Tejay van Garderen rues lost opportunity in Oman - VeloNews.com


----------



## jlandry (Jan 12, 2007)

What did Deda wheels have to do with it? The glue on the tubulars was letting the tire pop off the rim and then popping the tire.


----------



## Rashadabd (Sep 17, 2011)

jlandry said:


> What did Deda wheels have to do with it? The glue on the tubulars was letting the tire pop off the rim and then popping the tire.


I was really only joking, but did you read the whole article? 

*Cyclists blamed the increased braking and hot rims for the incidents. Van Garderen and others said that the punctures were limited to the Italian Bardiani-CSF team.*
Read more at Tejay van Garderen rues lost opportunity in Oman - VeloNews.com

That team rides Deda as far as I know and they are the only team it happened to.


----------



## jlandry (Jan 12, 2007)

I did not read the article. My info came from Velo News in a video report.


----------



## deviousalex (Aug 18, 2010)

Are we sure it was rolled tubulars?

Take a look at 1:17 here https://www.youtube.com/watch?v=MSv9WKOyHCA

Earlier in the video you can clearly hear the 'popping' sound. 

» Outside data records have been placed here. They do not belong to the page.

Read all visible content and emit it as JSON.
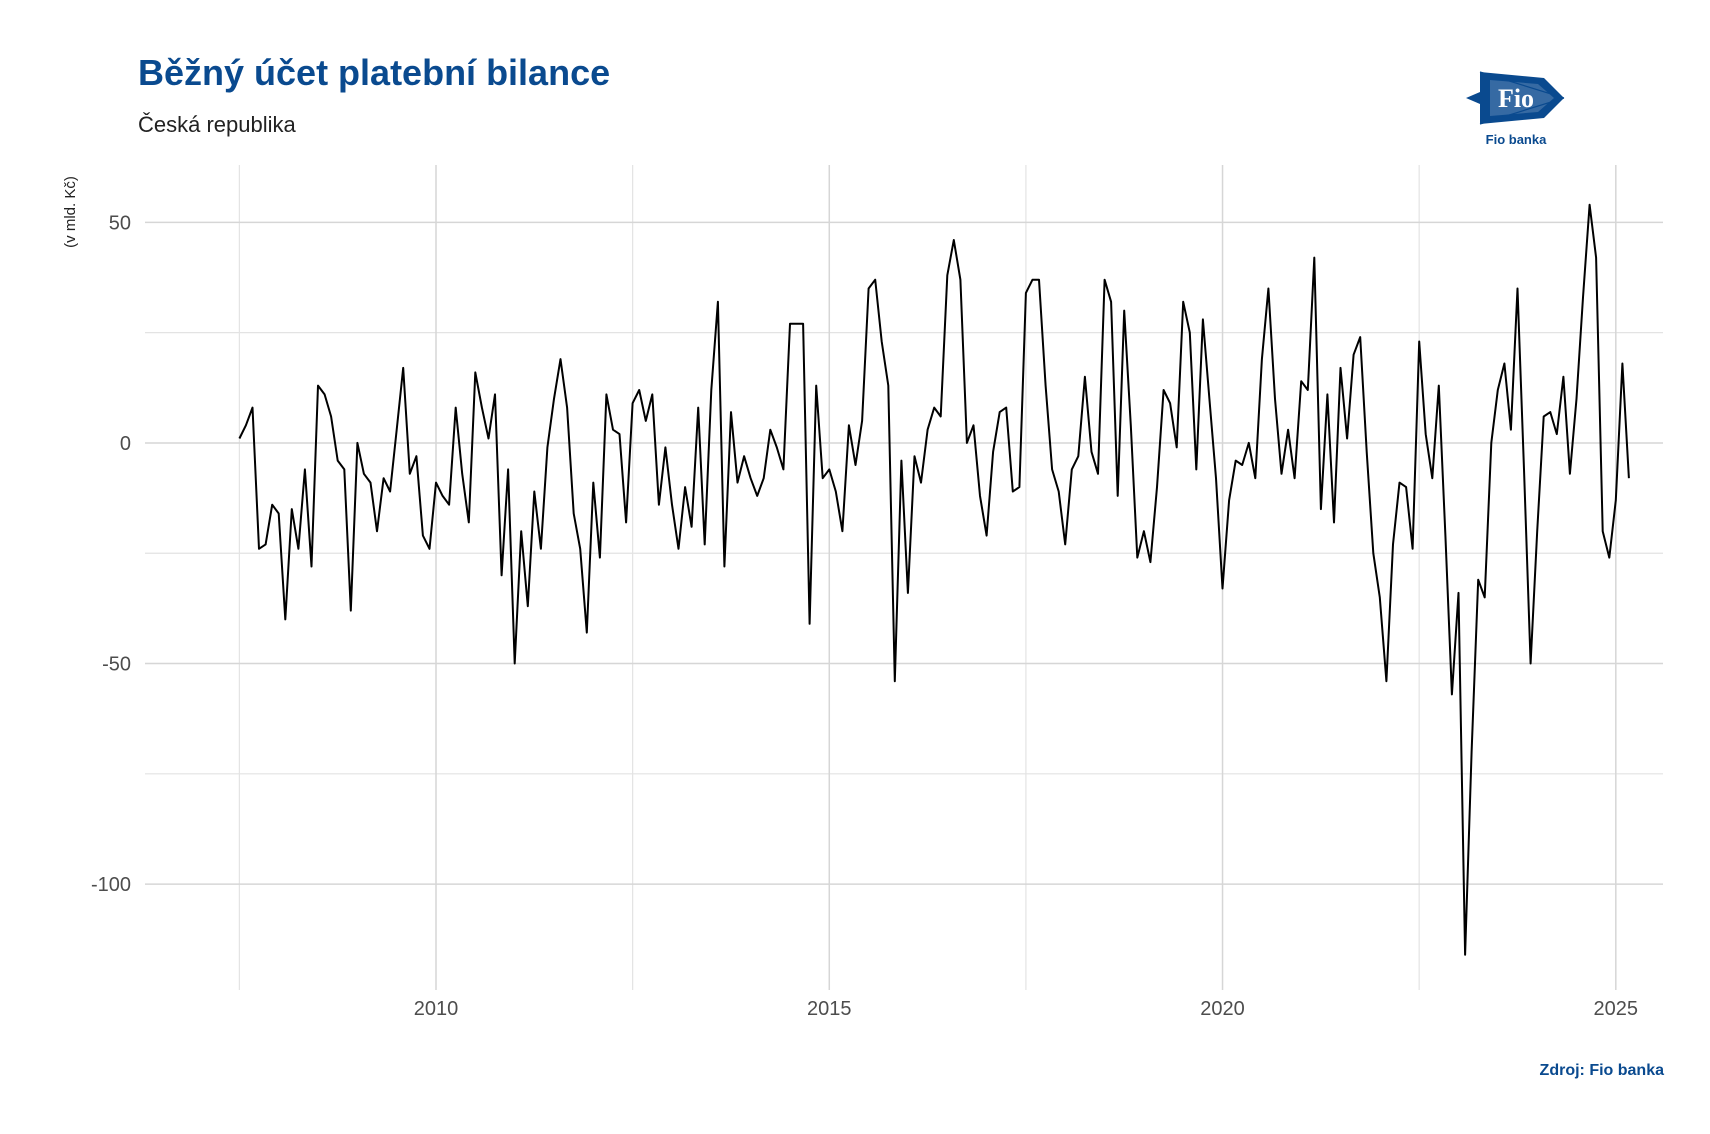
{
  "header": {
    "title": "Běžný účet platební bilance",
    "subtitle": "Česká republika"
  },
  "logo": {
    "text": "Fio banka",
    "mark": "Fio"
  },
  "footer": {
    "source": "Zdroj: Fio banka"
  },
  "chart_data": {
    "type": "line",
    "title": "Běžný účet platební bilance",
    "subtitle": "Česká republika",
    "xlabel": "",
    "ylabel": "(v mld. Kč)",
    "xlim": [
      2006.3,
      2025.6
    ],
    "ylim": [
      -124,
      63
    ],
    "x_ticks": [
      2010,
      2015,
      2020,
      2025
    ],
    "x_tick_labels": [
      "2010",
      "2015",
      "2020",
      "2025"
    ],
    "y_ticks": [
      -100,
      -50,
      0,
      50
    ],
    "y_tick_labels": [
      "-100",
      "-50",
      "0",
      "50"
    ],
    "x_minor_ticks": [
      2007.5,
      2012.5,
      2017.5,
      2022.5
    ],
    "y_minor_ticks": [
      -75,
      -25,
      25
    ],
    "grid": true,
    "line_color": "#000000",
    "x_start": 2007.5,
    "x_step_months": 1,
    "values": [
      1,
      4,
      8,
      -24,
      -23,
      -14,
      -16,
      -40,
      -15,
      -24,
      -6,
      -28,
      13,
      11,
      6,
      -4,
      -6,
      -38,
      0,
      -7,
      -9,
      -20,
      -8,
      -11,
      3,
      17,
      -7,
      -3,
      -21,
      -24,
      -9,
      -12,
      -14,
      8,
      -7,
      -18,
      16,
      8,
      1,
      11,
      -30,
      -6,
      -50,
      -20,
      -37,
      -11,
      -24,
      -1,
      10,
      19,
      8,
      -16,
      -24,
      -43,
      -9,
      -26,
      11,
      3,
      2,
      -18,
      9,
      12,
      5,
      11,
      -14,
      -1,
      -14,
      -24,
      -10,
      -19,
      8,
      -23,
      12,
      32,
      -28,
      7,
      -9,
      -3,
      -8,
      -12,
      -8,
      3,
      -1,
      -6,
      27,
      27,
      27,
      -41,
      13,
      -8,
      -6,
      -11,
      -20,
      4,
      -5,
      5,
      35,
      37,
      23,
      13,
      -54,
      -4,
      -34,
      -3,
      -9,
      3,
      8,
      6,
      38,
      46,
      37,
      0,
      4,
      -12,
      -21,
      -2,
      7,
      8,
      -11,
      -10,
      34,
      37,
      37,
      13,
      -6,
      -11,
      -23,
      -6,
      -3,
      15,
      -2,
      -7,
      37,
      32,
      -12,
      30,
      4,
      -26,
      -20,
      -27,
      -10,
      12,
      9,
      -1,
      32,
      25,
      -6,
      28,
      10,
      -8,
      -33,
      -13,
      -4,
      -5,
      0,
      -8,
      19,
      35,
      10,
      -7,
      3,
      -8,
      14,
      12,
      42,
      -15,
      11,
      -18,
      17,
      1,
      20,
      24,
      -2,
      -25,
      -35,
      -54,
      -23,
      -9,
      -10,
      -24,
      23,
      2,
      -8,
      13,
      -21,
      -57,
      -34,
      -116,
      -70,
      -31,
      -35,
      0,
      12,
      18,
      3,
      35,
      -6,
      -50,
      -20,
      6,
      7,
      2,
      15,
      -7,
      10,
      33,
      54,
      42,
      -20,
      -26,
      -13,
      18,
      -8
    ]
  }
}
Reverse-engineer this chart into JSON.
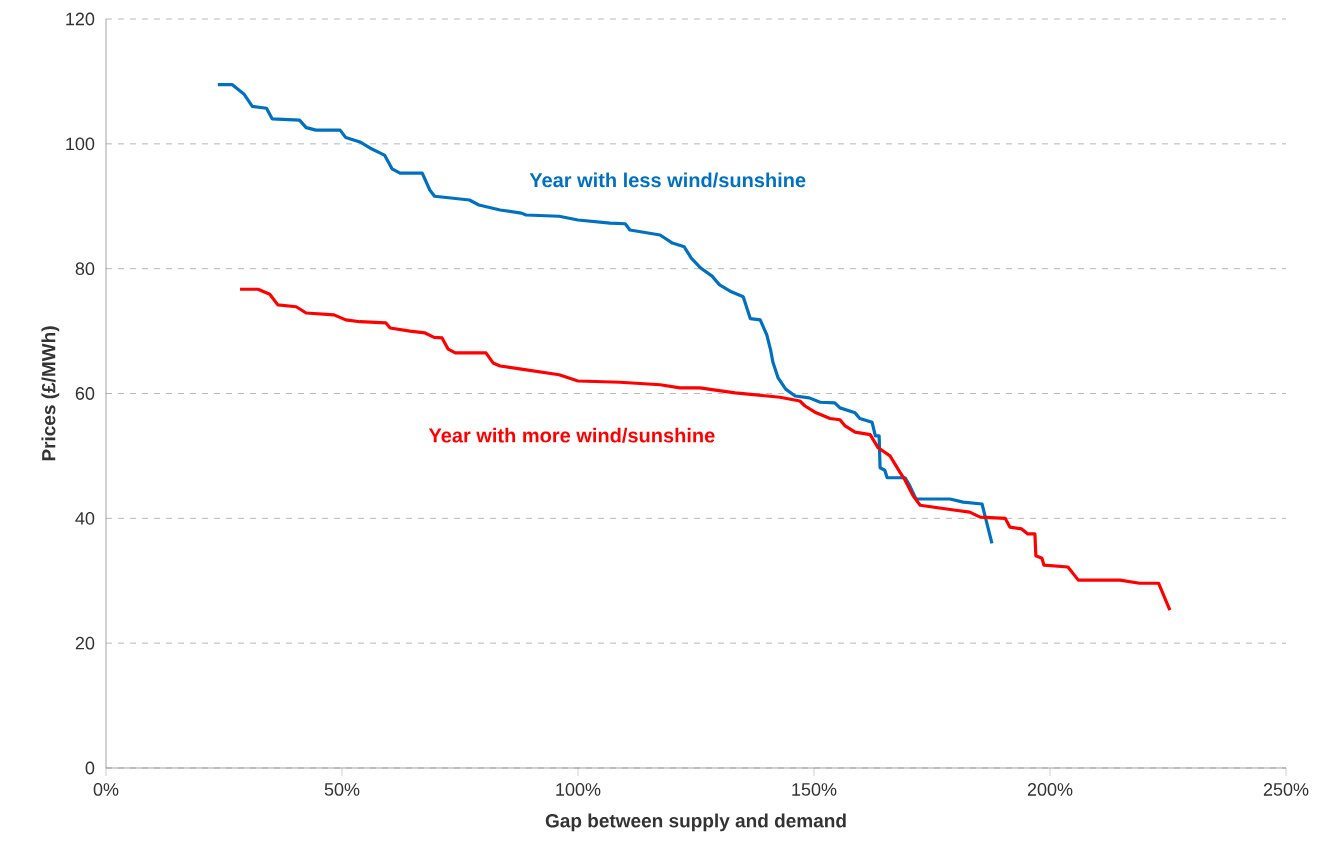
{
  "chart_data": {
    "type": "line",
    "xlabel": "Gap between supply and demand",
    "ylabel": "Prices (£/MWh)",
    "xlim": [
      0,
      250
    ],
    "ylim": [
      0,
      120
    ],
    "xticks": [
      {
        "value": 0,
        "label": "0%"
      },
      {
        "value": 50,
        "label": "50%"
      },
      {
        "value": 100,
        "label": "100%"
      },
      {
        "value": 150,
        "label": "150%"
      },
      {
        "value": 200,
        "label": "200%"
      },
      {
        "value": 250,
        "label": "250%"
      }
    ],
    "yticks": [
      0,
      20,
      40,
      60,
      80,
      100,
      120
    ],
    "grid": "y",
    "legend": false,
    "marker": "none",
    "line_style": "solid",
    "series": [
      {
        "name": "Year with less wind/sunshine",
        "color": "#0070c0",
        "x": [
          23.7,
          26.7,
          29.2,
          31,
          34,
          35.2,
          41,
          42.4,
          44.5,
          49.6,
          50.8,
          53.8,
          56,
          59,
          60.6,
          62.3,
          67,
          68.6,
          69.6,
          77,
          79,
          83.5,
          88,
          89,
          96,
          100,
          106.8,
          110,
          111,
          117.4,
          120,
          122.5,
          124,
          126,
          128.4,
          130,
          132.5,
          135,
          136.5,
          138.6,
          140,
          140.8,
          141.3,
          142.4,
          144,
          146,
          149,
          151.3,
          154.4,
          155.5,
          158.7,
          159.7,
          162.3,
          163,
          163.8,
          164,
          165,
          165.5,
          169.3,
          170.3,
          171.6,
          178.8,
          181.6,
          185.6,
          187.7
        ],
        "values": [
          109.5,
          109.5,
          108,
          106,
          105.7,
          104,
          103.8,
          102.6,
          102.2,
          102.2,
          101,
          100.3,
          99.3,
          98.2,
          96,
          95.3,
          95.3,
          92.6,
          91.6,
          91,
          90.2,
          89.4,
          88.9,
          88.6,
          88.4,
          87.8,
          87.3,
          87.2,
          86.2,
          85.4,
          84.1,
          83.5,
          81.7,
          80.1,
          78.8,
          77.4,
          76.3,
          75.5,
          72,
          71.8,
          69.4,
          67,
          65,
          62.5,
          60.7,
          59.6,
          59.3,
          58.6,
          58.5,
          57.7,
          56.9,
          56,
          55.4,
          53.2,
          53.2,
          48.1,
          47.7,
          46.5,
          46.5,
          45.2,
          43.1,
          43.1,
          42.6,
          42.3,
          36
        ]
      },
      {
        "name": "Year with more wind/sunshine",
        "color": "#ff0000",
        "x": [
          28.4,
          32.2,
          34.7,
          36.4,
          40.3,
          42.4,
          48.3,
          50.8,
          53.8,
          59.3,
          60.2,
          64.4,
          67.6,
          69.5,
          71.2,
          72.5,
          74,
          80.5,
          82,
          83.5,
          88,
          96,
          100,
          108.9,
          117.4,
          121.6,
          125.8,
          133.3,
          142.8,
          147,
          148.1,
          150.2,
          153.4,
          155.5,
          156.6,
          158.7,
          161.9,
          163.6,
          166.1,
          168.2,
          169.3,
          171,
          172.5,
          180,
          183,
          185.2,
          190.5,
          191.5,
          194,
          195.3,
          196.8,
          197,
          198.3,
          198.7,
          203.8,
          206,
          214.8,
          219,
          223,
          225.4
        ],
        "values": [
          76.7,
          76.7,
          75.9,
          74.2,
          73.9,
          72.9,
          72.6,
          71.8,
          71.5,
          71.3,
          70.5,
          70,
          69.7,
          69,
          68.9,
          67.1,
          66.5,
          66.5,
          64.9,
          64.4,
          63.9,
          63,
          62,
          61.8,
          61.4,
          60.9,
          60.9,
          60.1,
          59.4,
          58.8,
          58,
          57,
          56,
          55.8,
          54.8,
          53.8,
          53.4,
          51.3,
          50,
          47.4,
          46.1,
          43.6,
          42.1,
          41.3,
          41,
          40.2,
          40,
          38.6,
          38.3,
          37.5,
          37.5,
          34,
          33.6,
          32.5,
          32.2,
          30.1,
          30.1,
          29.6,
          29.6,
          25.3
        ]
      }
    ]
  }
}
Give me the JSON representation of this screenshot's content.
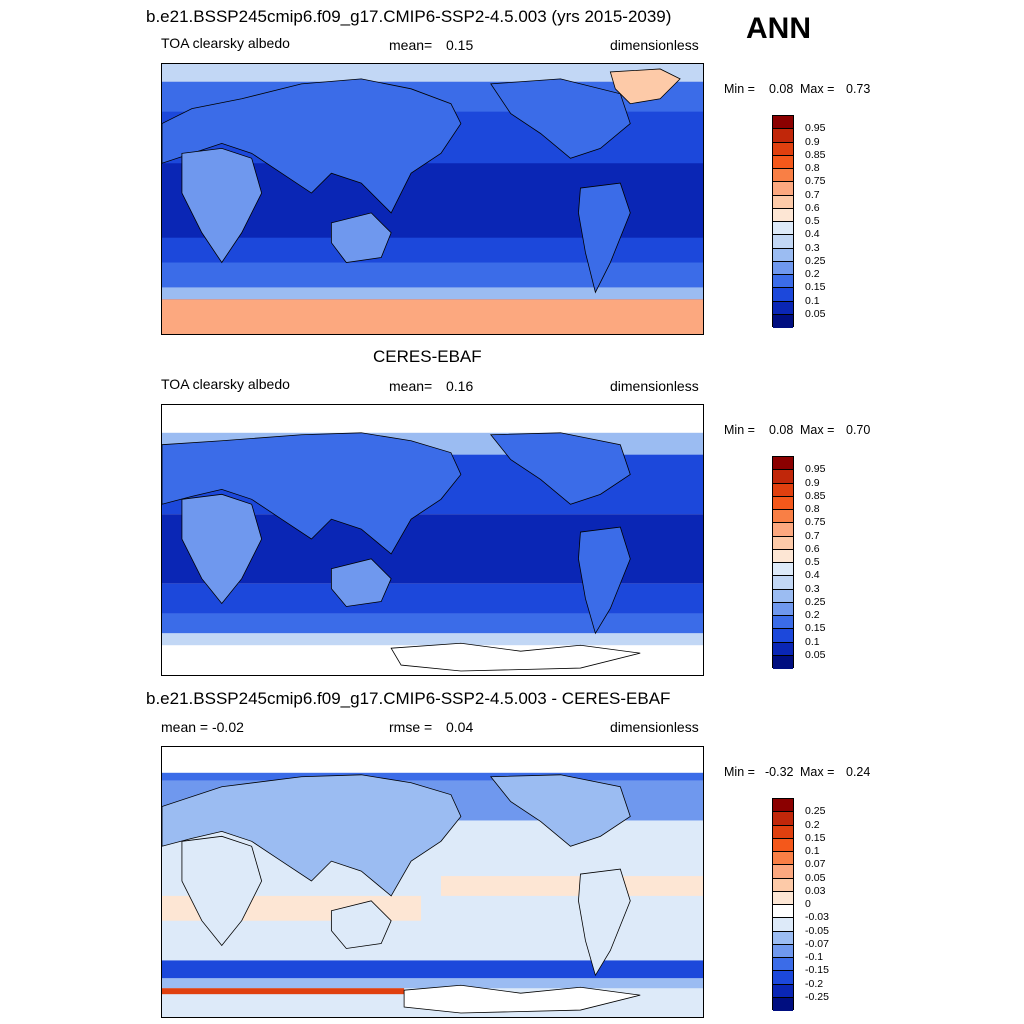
{
  "season": "ANN",
  "panels": [
    {
      "title": "b.e21.BSSP245cmip6.f09_g17.CMIP6-SSP2-4.5.003 (yrs 2015-2039)",
      "left_label": "TOA clearsky albedo",
      "mid_label": "mean=",
      "mid_value": "0.15",
      "right_label": "dimensionless",
      "min_label": "Min =",
      "min_value": "0.08",
      "max_label": "Max =",
      "max_value": "0.73"
    },
    {
      "title": "CERES-EBAF",
      "left_label": "TOA clearsky albedo",
      "mid_label": "mean=",
      "mid_value": "0.16",
      "right_label": "dimensionless",
      "min_label": "Min =",
      "min_value": "0.08",
      "max_label": "Max =",
      "max_value": "0.70"
    },
    {
      "title": "b.e21.BSSP245cmip6.f09_g17.CMIP6-SSP2-4.5.003 - CERES-EBAF",
      "left_label": "mean =  -0.02",
      "mid_label": "rmse =",
      "mid_value": "0.04",
      "right_label": "dimensionless",
      "min_label": "Min =",
      "min_value": "-0.32",
      "max_label": "Max =",
      "max_value": "0.24"
    }
  ],
  "colorbars": {
    "albedo": {
      "ticks": [
        "0.95",
        "0.9",
        "0.85",
        "0.8",
        "0.75",
        "0.7",
        "0.6",
        "0.5",
        "0.4",
        "0.3",
        "0.25",
        "0.2",
        "0.15",
        "0.1",
        "0.05"
      ],
      "colors": [
        "#8b0000",
        "#c1270a",
        "#e0400f",
        "#f4581b",
        "#f97f45",
        "#fca87f",
        "#fdcaa8",
        "#fde6d4",
        "#ddeaf9",
        "#c2d7f5",
        "#9bbcf2",
        "#6f98ee",
        "#3b6ce8",
        "#1c48db",
        "#0a26b5",
        "#000e80"
      ]
    },
    "diff": {
      "ticks": [
        "0.25",
        "0.2",
        "0.15",
        "0.1",
        "0.07",
        "0.05",
        "0.03",
        "0",
        "-0.03",
        "-0.05",
        "-0.07",
        "-0.1",
        "-0.15",
        "-0.2",
        "-0.25"
      ],
      "colors": [
        "#8b0000",
        "#c1270a",
        "#e0400f",
        "#f4581b",
        "#f97f45",
        "#fca87f",
        "#fdcaa8",
        "#fde6d4",
        "#ffffff",
        "#ddeaf9",
        "#9bbcf2",
        "#6f98ee",
        "#3b6ce8",
        "#1c48db",
        "#0a26b5",
        "#000e80"
      ]
    }
  }
}
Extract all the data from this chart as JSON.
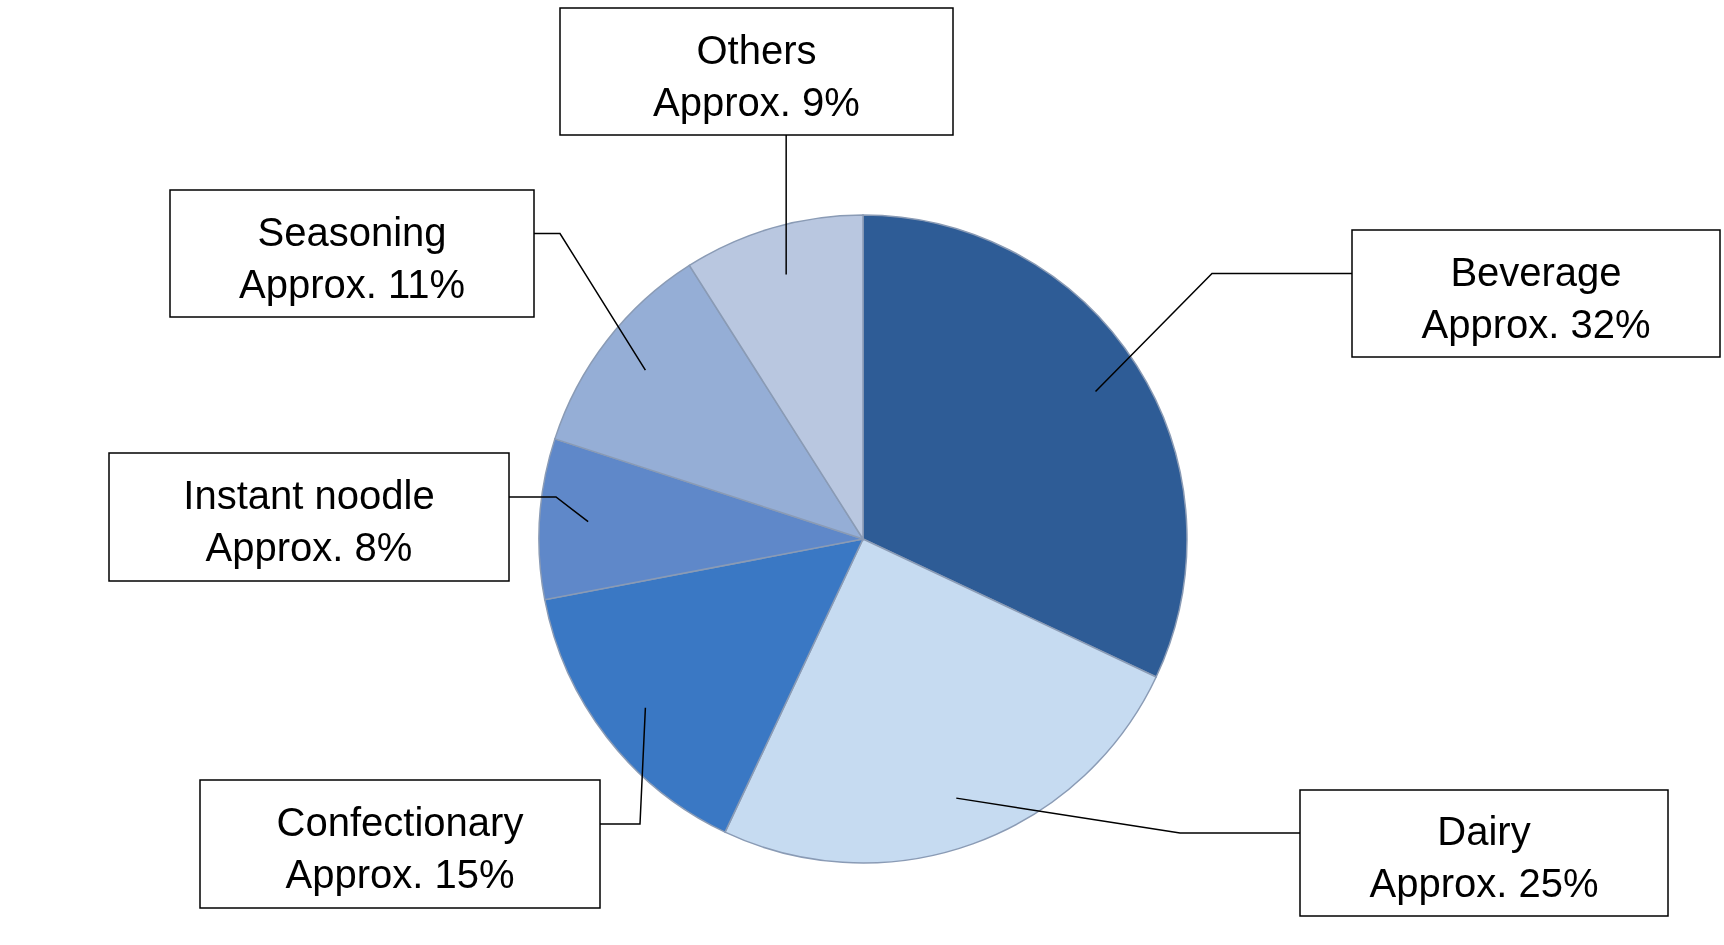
{
  "chart_data": {
    "type": "pie",
    "categories": [
      "Beverage",
      "Dairy",
      "Confectionary",
      "Instant noodle",
      "Seasoning",
      "Others"
    ],
    "values": [
      32,
      25,
      15,
      8,
      11,
      9
    ],
    "colors": [
      "#2e5c96",
      "#c6dbf1",
      "#3a78c4",
      "#5f88c9",
      "#95aed6",
      "#b9c7e0"
    ],
    "value_labels": [
      "Approx. 32%",
      "Approx. 25%",
      "Approx. 15%",
      "Approx. 8%",
      "Approx. 11%",
      "Approx. 9%"
    ]
  }
}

Is it possible that the tubulars didn't roll plus but the braking surface caused so much heat the tube inside the tubular popped? I'm guessing that some teams were probably riding very high PSI initially (120? maybe more?) because those roads are generally quite smooth. I'm not sure rolling a tubular would create that distinct pop you hear in the video.


----------



## deviousalex (Aug 18, 2010)

Zinn posted a lengthy article about this on VeloNews



> Dear Lennard,
> What’s with the tire failures at Tour of Oman? I’d guess plenty of racers have ridden plenty of races under very hot conditions, perhaps even being forced to ride their brakes behind a “safety car” on a long descent. But this is the first time I’ve ever read about (or watched video) of tires popping like rifle shots.
> 
> Neither back-in-the-day of aluminum rims and not even more recently with the popularity of carbon rims have I seen or heard about this. Carbon clinchers have had their share of failures as you guys have noted in the past, but tubulars?
> ...


For TL;DR there are a couple things to note

- Bardiani may have been riding clinchers
- The failure wasn't limited to Deda wheels, Fulcrums were shown with a popped tubular
- The popping sound was likely the valve getting ripped off from the tube


----------



## RRRoubaix (Aug 27, 2008)

Guess they shoulda had disc brakes!
Lulz.

Seriously, though- pretty interesting what weather extremes do to equipment. Also kind of ironic that it was a neutralized stage that caused all the problems. (Understandable, but still ironic).


----------



## robt57 (Jul 23, 2011)

RRRoubaix said:


> Guess they shoulda had disc brakes!


Seen a few pictures of melted rotors on the web, including Ice Tech Shimano with the core melted and the outer steel layers highly compromised.

Just saying...


----------